Concert

Programme Guide

When we talk about Beethoven’s chamber music, most people think of string quartets – a genre that the composer influenced like no other. But the first chamber music works that the young Beethoven produced were mainly dominated by wind instruments. This was no accident: after Emperor Joseph II founded his “Harmoniemusik”, which performed in octet formation, at the Viennese court in 1782, his brother Maximilian did the same – and established his own in Bonn. Beethoven drew further inspiration from Vienna from the works of Wolfgang Amadeus Mozart. The model seems to emerge from almost all the works in this programme – especially the variations on “Là ci darem la mano”, the Quintet op. 16, which echoes an aria from Don Giovanni, and the Adagio of the Sextet op 71.

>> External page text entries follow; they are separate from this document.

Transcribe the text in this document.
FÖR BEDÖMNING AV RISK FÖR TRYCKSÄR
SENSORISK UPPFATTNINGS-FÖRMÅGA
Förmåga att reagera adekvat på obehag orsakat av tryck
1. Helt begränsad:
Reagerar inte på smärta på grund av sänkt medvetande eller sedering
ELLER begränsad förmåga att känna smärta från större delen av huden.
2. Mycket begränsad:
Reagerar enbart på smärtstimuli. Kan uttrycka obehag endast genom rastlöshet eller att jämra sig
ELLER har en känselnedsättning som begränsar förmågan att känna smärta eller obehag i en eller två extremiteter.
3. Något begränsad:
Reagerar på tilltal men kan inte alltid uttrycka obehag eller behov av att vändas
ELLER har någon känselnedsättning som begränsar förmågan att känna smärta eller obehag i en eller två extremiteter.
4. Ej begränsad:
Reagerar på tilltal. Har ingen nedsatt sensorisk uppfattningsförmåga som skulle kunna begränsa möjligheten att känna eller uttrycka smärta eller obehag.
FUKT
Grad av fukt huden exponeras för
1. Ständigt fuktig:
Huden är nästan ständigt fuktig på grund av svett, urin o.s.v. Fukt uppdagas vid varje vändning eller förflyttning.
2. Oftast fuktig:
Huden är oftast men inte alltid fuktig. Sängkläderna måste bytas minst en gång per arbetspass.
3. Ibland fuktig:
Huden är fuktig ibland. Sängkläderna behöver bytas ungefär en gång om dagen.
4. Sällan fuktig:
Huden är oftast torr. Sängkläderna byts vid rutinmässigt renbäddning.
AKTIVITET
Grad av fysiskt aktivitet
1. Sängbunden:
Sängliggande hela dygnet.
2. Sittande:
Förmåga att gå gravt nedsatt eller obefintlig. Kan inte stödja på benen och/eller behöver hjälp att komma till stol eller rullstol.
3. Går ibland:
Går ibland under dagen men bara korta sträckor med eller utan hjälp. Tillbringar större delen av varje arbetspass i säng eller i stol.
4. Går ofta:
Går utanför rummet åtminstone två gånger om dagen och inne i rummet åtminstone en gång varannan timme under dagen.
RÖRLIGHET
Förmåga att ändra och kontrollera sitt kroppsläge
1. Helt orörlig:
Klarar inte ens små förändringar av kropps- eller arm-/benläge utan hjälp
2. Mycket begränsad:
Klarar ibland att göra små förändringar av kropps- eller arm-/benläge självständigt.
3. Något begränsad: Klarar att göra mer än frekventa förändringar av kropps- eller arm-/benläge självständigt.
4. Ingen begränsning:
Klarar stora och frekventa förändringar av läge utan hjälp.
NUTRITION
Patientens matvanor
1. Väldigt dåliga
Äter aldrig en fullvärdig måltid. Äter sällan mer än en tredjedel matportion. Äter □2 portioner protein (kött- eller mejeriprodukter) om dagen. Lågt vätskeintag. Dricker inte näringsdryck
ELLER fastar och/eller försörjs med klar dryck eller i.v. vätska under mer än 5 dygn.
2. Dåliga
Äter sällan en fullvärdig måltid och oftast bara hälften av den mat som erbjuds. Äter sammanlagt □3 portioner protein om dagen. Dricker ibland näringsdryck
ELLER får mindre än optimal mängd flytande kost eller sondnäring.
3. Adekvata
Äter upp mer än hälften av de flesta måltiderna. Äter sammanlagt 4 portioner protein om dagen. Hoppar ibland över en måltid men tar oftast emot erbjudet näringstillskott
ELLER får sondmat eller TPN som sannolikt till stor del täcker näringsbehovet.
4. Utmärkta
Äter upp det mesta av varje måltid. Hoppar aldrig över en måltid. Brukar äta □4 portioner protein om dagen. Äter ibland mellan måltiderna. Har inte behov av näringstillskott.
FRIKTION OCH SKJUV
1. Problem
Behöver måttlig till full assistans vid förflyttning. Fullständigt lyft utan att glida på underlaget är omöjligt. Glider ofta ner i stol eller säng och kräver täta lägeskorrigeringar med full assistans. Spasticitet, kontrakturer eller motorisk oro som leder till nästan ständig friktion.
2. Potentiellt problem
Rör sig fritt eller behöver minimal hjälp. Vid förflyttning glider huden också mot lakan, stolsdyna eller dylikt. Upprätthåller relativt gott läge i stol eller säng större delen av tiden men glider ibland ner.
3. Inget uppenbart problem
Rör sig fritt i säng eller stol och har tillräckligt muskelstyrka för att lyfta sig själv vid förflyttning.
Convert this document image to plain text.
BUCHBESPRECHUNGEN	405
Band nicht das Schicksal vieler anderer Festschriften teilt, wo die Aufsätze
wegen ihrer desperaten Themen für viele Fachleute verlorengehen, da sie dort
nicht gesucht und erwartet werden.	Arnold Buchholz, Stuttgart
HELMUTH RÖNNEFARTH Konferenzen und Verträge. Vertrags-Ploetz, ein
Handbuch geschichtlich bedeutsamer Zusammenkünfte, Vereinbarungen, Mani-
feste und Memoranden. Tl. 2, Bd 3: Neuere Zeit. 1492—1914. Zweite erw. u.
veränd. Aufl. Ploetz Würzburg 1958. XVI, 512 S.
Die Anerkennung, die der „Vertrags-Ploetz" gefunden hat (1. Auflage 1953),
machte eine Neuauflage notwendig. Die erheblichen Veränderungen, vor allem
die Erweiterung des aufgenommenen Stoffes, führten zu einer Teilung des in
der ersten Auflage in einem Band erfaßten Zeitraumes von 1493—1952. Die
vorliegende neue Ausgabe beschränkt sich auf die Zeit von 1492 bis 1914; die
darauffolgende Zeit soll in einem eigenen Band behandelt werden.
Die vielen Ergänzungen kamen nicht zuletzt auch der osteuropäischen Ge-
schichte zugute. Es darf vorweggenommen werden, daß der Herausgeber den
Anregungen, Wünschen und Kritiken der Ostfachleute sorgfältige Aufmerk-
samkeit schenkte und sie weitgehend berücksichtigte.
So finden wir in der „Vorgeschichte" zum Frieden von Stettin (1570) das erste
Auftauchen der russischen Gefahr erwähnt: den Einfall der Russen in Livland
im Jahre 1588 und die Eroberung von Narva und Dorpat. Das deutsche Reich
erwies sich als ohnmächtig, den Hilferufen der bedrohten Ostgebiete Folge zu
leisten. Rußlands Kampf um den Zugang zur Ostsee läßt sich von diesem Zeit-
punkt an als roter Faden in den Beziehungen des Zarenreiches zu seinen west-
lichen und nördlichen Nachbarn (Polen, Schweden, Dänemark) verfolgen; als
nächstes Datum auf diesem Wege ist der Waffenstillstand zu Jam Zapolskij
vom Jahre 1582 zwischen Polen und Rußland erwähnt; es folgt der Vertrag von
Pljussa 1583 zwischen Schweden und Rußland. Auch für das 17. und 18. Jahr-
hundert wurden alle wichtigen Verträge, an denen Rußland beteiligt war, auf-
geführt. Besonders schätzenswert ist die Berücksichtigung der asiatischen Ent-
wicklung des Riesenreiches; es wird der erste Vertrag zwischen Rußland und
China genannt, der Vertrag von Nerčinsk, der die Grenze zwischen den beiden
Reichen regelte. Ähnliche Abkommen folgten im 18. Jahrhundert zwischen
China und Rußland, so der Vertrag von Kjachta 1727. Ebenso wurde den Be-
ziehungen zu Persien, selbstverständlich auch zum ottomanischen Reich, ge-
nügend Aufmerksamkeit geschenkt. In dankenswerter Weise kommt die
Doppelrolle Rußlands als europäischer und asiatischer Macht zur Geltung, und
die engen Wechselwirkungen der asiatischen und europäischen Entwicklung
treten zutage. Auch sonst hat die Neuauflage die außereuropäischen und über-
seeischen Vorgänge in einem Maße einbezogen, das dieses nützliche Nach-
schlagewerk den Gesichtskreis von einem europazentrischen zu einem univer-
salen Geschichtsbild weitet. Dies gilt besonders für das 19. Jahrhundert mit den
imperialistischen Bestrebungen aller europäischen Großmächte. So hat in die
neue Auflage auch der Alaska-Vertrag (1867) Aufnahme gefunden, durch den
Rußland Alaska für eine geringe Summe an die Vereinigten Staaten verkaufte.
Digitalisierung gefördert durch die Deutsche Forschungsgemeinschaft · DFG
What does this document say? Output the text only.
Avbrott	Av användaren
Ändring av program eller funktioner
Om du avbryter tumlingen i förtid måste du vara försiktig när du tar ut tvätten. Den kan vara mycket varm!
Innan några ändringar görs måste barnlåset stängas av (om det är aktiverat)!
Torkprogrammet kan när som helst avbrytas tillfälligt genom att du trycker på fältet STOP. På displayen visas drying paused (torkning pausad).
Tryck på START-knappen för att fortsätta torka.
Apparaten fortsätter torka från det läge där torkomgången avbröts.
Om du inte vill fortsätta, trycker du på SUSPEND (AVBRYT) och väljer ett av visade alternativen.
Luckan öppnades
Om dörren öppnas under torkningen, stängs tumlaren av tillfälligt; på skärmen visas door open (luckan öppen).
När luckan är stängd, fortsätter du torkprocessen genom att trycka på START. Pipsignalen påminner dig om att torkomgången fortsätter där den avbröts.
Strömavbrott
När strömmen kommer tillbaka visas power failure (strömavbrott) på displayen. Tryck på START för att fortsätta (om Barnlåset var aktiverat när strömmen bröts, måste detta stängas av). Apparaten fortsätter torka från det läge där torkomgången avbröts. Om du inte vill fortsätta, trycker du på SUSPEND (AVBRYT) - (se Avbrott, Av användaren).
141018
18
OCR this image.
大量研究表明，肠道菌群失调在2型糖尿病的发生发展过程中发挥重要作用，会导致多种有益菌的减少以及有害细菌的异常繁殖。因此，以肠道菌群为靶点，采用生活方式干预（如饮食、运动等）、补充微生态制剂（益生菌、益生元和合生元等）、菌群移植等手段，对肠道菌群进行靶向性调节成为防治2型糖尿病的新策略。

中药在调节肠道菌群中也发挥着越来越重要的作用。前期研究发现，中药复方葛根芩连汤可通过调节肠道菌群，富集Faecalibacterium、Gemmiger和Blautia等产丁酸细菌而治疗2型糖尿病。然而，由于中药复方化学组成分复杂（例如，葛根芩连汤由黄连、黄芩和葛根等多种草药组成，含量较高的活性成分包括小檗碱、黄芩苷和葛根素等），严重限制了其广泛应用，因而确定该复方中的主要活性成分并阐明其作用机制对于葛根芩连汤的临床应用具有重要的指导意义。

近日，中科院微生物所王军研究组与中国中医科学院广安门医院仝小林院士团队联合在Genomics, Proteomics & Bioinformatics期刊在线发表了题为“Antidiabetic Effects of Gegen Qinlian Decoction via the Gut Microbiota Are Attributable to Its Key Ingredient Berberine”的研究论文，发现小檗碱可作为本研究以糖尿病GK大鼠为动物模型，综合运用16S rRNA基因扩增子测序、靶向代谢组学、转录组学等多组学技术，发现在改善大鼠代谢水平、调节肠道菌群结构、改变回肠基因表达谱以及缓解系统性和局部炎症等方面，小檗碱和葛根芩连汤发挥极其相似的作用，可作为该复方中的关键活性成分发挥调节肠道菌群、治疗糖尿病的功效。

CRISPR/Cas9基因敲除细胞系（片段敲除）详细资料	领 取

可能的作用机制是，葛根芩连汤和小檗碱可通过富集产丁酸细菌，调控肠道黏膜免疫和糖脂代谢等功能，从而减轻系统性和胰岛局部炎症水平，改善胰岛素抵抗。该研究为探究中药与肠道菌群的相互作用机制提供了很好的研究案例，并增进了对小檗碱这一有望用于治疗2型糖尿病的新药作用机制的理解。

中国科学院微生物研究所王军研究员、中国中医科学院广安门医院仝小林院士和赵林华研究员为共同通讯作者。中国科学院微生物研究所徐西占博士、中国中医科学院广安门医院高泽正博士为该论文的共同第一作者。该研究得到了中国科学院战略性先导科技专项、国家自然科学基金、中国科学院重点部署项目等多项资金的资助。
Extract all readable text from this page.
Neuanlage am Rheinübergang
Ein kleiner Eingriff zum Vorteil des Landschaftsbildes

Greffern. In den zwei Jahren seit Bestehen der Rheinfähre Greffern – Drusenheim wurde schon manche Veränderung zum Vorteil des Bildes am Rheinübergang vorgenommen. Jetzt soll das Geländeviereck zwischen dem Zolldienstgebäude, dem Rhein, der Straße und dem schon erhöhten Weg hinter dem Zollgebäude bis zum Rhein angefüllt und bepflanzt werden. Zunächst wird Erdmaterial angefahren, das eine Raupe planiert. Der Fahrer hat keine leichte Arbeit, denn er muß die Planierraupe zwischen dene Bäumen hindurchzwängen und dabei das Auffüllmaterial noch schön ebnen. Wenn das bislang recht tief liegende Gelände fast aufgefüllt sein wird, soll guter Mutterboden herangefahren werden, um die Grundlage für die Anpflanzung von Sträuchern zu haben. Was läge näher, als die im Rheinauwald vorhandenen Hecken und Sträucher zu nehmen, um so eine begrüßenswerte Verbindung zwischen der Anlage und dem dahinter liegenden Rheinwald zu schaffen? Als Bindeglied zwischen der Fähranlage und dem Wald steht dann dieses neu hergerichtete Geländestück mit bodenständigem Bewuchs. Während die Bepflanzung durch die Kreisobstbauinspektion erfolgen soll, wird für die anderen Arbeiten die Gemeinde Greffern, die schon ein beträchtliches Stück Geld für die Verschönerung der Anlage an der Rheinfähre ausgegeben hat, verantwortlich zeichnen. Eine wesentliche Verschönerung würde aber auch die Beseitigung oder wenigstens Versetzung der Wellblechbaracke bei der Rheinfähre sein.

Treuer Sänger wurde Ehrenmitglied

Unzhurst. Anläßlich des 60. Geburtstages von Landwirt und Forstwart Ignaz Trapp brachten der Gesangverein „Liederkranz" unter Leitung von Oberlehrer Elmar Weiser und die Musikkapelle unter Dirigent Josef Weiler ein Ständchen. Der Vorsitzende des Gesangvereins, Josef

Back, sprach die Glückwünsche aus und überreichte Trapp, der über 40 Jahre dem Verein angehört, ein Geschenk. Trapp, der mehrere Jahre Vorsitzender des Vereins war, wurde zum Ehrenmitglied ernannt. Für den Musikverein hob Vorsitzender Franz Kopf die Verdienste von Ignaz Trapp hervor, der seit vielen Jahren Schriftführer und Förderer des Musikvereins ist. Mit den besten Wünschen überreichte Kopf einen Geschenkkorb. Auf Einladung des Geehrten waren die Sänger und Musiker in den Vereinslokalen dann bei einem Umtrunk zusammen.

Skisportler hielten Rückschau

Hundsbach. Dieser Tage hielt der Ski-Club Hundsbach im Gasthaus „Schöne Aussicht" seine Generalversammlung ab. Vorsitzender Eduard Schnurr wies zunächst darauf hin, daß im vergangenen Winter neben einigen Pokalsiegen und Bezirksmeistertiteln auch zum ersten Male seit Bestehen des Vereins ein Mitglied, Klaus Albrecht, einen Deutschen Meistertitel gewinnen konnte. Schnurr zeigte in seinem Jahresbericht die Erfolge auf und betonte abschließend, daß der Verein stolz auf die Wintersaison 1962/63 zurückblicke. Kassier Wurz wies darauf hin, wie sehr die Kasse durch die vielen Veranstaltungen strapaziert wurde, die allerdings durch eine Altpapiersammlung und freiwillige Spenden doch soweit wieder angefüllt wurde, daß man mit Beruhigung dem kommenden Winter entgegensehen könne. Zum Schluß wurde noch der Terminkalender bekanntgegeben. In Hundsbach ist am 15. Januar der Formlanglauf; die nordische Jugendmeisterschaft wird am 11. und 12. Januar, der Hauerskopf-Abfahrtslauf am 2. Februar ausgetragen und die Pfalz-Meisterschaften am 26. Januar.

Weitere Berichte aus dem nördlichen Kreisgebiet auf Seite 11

The high opus number 103 for the Octet in E-flat major is misleading – the early work dates from the time of the founding of the “Harmoniemusik” in Bonn and was later arbitrarily placed in a blank space in the work register. The demands Beethoven makes of the performers in this large-scale work already go beyond that of mere music for entertainment purposes.

Speaking of demands: the horn and the “tricks usually kept secret by virtuosos”, according to Beethoven, particularly interested him. In the Rondo WoO 25, but especially in the Sextet op. 81b, he offers the horn pairs the opportunity to demonstrate their entire artistry with half and stopped notes.

Of the three trios performed here, the one for clarinet, cello and piano is the most famous – Beethoven composed wonderful variations on a popular operatic melody in the third movement. The programme comes to an upbeat close with the Septet op. 20, about whose conclusion Beethoven biographer Alexander Thayer commented: “Everything breathes joy at something achieved”.